SCIENCE IMMUNOLOGY 11 Oct 2019 Vol 4, Issue 40 DOI: 10.1126/sciimmunol.aay5199
RESEARCH ARTICLENEUROIMMUNOLOGY
Miguel Ribeiro 1, Helena C Brigas 1, Mariana Temido-Ferreira 1, Paula A Pousinha 2, Tommy Regen 3, Cátia Santa 4 5, Joana E Coelho 1, Inês Marques-Morgado 1, Cláudia A Valente 1, Sara Omenetti 6, Brigitta Stockinger 6, Ari Waisman 3, Bruno Manadas 4, Luísa V Lopes 1, Bruno Silva-Santos
Instituto de Medicina Molecular João Lobo Antunes, Faculdade de Medicina, Universidade de Lisboa, Lisboa, Portugal.
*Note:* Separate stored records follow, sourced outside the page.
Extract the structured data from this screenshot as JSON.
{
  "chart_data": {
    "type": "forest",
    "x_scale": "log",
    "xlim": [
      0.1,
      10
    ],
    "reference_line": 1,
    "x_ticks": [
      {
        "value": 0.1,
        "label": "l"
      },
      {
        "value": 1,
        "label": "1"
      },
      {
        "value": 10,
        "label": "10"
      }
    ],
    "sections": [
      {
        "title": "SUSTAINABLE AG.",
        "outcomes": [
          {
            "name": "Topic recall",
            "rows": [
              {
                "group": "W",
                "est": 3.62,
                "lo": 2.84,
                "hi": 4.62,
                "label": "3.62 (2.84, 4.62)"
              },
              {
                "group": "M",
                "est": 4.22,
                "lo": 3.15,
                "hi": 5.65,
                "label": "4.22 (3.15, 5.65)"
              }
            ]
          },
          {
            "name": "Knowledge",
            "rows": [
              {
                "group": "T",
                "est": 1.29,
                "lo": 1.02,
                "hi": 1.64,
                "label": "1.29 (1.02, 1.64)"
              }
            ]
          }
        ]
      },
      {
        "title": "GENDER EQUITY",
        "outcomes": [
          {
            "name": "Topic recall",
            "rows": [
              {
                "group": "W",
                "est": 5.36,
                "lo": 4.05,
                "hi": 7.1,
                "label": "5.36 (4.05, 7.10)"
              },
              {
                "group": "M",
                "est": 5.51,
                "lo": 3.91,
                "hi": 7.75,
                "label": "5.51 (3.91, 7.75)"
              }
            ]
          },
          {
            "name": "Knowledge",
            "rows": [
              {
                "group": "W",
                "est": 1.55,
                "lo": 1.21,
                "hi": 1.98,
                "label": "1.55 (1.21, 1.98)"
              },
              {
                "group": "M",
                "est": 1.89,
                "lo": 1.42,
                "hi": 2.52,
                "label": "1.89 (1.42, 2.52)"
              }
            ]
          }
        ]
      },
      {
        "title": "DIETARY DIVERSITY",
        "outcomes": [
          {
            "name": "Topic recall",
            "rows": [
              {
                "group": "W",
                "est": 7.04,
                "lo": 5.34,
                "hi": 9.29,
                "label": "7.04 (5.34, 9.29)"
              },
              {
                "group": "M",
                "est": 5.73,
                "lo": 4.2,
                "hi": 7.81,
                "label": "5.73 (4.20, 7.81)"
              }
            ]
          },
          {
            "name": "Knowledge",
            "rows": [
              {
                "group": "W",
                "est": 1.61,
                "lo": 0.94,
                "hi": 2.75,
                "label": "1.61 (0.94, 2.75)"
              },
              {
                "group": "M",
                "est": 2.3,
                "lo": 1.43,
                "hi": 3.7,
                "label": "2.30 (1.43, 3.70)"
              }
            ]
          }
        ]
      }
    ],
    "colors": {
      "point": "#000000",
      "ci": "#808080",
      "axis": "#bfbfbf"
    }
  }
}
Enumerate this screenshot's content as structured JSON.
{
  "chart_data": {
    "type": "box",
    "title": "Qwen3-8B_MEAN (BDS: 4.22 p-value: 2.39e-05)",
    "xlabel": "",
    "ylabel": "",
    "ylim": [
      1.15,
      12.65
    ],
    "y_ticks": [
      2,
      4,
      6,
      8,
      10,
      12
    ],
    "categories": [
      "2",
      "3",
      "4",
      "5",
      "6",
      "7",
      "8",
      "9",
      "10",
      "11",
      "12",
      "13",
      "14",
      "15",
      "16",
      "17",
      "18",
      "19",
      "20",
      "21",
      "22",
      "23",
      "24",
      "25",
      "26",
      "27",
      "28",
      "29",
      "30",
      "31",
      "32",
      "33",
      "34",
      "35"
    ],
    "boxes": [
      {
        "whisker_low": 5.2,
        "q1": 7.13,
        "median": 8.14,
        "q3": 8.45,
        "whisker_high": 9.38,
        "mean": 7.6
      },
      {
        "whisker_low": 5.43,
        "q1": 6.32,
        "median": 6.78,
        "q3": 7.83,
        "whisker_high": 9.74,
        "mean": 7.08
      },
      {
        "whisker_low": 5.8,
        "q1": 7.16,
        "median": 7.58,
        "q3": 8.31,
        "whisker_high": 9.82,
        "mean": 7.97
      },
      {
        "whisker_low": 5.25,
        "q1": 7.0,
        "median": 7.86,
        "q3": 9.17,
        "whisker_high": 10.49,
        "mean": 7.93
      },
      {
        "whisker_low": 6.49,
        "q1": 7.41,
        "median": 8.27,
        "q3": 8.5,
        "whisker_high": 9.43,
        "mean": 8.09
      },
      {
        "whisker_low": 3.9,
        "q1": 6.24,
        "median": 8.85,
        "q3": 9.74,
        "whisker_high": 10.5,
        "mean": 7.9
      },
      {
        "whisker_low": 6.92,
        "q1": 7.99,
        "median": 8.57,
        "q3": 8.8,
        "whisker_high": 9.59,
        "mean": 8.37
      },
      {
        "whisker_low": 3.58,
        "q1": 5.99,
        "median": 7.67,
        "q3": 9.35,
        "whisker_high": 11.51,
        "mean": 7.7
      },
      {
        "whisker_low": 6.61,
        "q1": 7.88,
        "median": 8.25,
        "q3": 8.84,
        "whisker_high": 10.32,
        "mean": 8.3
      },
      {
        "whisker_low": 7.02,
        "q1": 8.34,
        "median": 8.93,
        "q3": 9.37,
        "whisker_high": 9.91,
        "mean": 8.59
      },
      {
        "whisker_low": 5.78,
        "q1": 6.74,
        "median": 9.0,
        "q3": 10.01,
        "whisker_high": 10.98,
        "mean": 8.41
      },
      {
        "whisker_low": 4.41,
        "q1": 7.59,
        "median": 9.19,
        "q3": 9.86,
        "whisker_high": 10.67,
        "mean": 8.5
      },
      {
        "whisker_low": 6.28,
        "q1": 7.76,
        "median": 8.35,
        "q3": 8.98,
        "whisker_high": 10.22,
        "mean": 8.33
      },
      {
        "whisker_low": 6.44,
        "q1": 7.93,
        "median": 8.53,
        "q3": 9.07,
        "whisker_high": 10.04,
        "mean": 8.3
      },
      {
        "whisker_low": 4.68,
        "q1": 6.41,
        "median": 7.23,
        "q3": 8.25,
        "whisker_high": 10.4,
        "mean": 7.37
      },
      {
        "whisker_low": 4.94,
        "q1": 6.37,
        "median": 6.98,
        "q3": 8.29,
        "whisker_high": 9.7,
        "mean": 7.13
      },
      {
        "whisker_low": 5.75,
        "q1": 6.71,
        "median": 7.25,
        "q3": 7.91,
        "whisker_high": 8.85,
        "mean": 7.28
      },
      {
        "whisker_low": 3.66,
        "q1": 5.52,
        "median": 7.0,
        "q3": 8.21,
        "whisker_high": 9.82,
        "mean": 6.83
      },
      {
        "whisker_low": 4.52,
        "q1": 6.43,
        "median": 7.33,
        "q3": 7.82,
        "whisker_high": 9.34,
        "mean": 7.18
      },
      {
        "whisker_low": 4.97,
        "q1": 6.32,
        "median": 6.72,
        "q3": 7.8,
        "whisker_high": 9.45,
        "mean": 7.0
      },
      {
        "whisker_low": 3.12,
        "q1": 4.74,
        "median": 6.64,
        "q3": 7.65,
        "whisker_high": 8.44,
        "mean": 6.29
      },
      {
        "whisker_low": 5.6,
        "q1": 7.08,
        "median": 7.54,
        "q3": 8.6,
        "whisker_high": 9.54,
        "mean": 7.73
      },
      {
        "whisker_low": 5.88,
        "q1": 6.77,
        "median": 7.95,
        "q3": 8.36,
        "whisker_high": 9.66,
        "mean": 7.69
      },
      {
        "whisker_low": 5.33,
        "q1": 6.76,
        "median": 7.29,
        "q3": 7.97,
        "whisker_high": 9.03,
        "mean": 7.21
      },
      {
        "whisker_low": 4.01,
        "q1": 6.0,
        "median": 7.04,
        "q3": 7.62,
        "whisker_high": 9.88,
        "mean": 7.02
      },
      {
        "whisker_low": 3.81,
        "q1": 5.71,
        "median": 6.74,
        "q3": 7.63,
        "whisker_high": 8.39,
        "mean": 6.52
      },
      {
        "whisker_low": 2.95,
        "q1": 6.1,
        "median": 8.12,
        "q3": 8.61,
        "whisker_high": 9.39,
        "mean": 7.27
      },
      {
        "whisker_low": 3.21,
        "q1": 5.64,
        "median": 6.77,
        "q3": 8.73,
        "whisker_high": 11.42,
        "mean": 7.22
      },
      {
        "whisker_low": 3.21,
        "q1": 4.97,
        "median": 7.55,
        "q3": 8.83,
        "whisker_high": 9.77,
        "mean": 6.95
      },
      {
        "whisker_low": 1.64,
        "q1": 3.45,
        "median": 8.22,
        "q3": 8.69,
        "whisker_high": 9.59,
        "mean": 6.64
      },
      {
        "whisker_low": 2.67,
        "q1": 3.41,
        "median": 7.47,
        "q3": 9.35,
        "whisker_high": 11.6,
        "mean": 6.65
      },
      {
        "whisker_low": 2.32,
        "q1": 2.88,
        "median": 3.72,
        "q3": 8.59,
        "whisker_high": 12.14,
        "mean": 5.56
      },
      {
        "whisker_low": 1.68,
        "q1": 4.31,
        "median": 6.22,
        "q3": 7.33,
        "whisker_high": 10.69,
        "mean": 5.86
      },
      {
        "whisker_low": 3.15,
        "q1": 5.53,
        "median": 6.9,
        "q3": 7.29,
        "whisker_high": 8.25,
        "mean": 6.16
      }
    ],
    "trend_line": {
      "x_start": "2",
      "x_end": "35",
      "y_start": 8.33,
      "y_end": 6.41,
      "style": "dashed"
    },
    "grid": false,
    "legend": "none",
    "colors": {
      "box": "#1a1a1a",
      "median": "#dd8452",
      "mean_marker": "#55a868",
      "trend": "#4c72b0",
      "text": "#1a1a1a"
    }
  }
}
T cells that promote memories
There is now a growing appreciation of cross-talk between the nervous and immune systems. Here, Ribeiro et al. report that interleukin-17 (IL-17)–producing γδ T cells that arise early in life and home to the meninges of neonatal mice play an essential role in the development of short-term memories. Both mice lacking γδ T cells and IL-17 show impaired performance in Y-maze tests that rely on short-term memory but did not show any deficits in other behavioral tests, including tests that gauge long-term memory. The authors found that meningeal IL-17–producing γδ T cells promote secretion of brain-derived neurotropic factor in mouse brains. Further studies are needed to understand the local and systemic effects of IL-17 on neuronal and non-neuronal cells in the brain.
記憶を促進するT細胞
神経系と免疫系の間のクロストークについて、現在、評価が高まってきている。今回、Ribeiroらは、新生児マウスの髄膜で早期に発生するインターロイキン17(IL-17)産生γδT細胞が、短期記憶の形成に必須な役割を果たすことを報告した。γδT細胞とIL-17を欠損したマウスは、いずれも短期記憶に依存するY迷路テストの成績に障害を示したが、長期記憶を測定するテストを含む他の行動テストでは障害を示さなかった。筆者らは、髄膜のIL-17産生γδT細胞が、マウス脳内の脳由来神経栄養因子の分泌を促進することを明らかにした。脳の神経細胞および非神経細胞に対するIL-17の局所的および全身的な影響を理解するために、さらなる研究が必要である。
Abstract
The notion of “immune privilege” of the brain has been revised to accommodate its infiltration, at steady state, by immune cells that participate in normal neurophysiology. However, the immune mechanisms that regulate learning and memory remain poorly understood. Here, we show that noninflammatory interleukin-17 (IL-17) derived from a previously unknown fetal-derived meningeal-resident γδ T cell subset promotes cognition. When tested in classical spatial learning paradigms, mice lacking γδ T cells or IL-17 displayed deficient short-term memory while retaining long-term memory. The plasticity of glutamatergic synapses was reduced in the absence of IL-17, resulting in impaired long-term potentiation in the hippocampus. Conversely, IL-17 enhanced glial cell production of brain-derived neurotropic factor, whose exogenous provision rescued the synaptic and behavioral phenotypes of IL-17–deficient animals. Together, our work provides previously unknown clues on the mechanisms that regulate short-term versus long-term memory and on the evolutionary and functional link between the immune and nervous systems.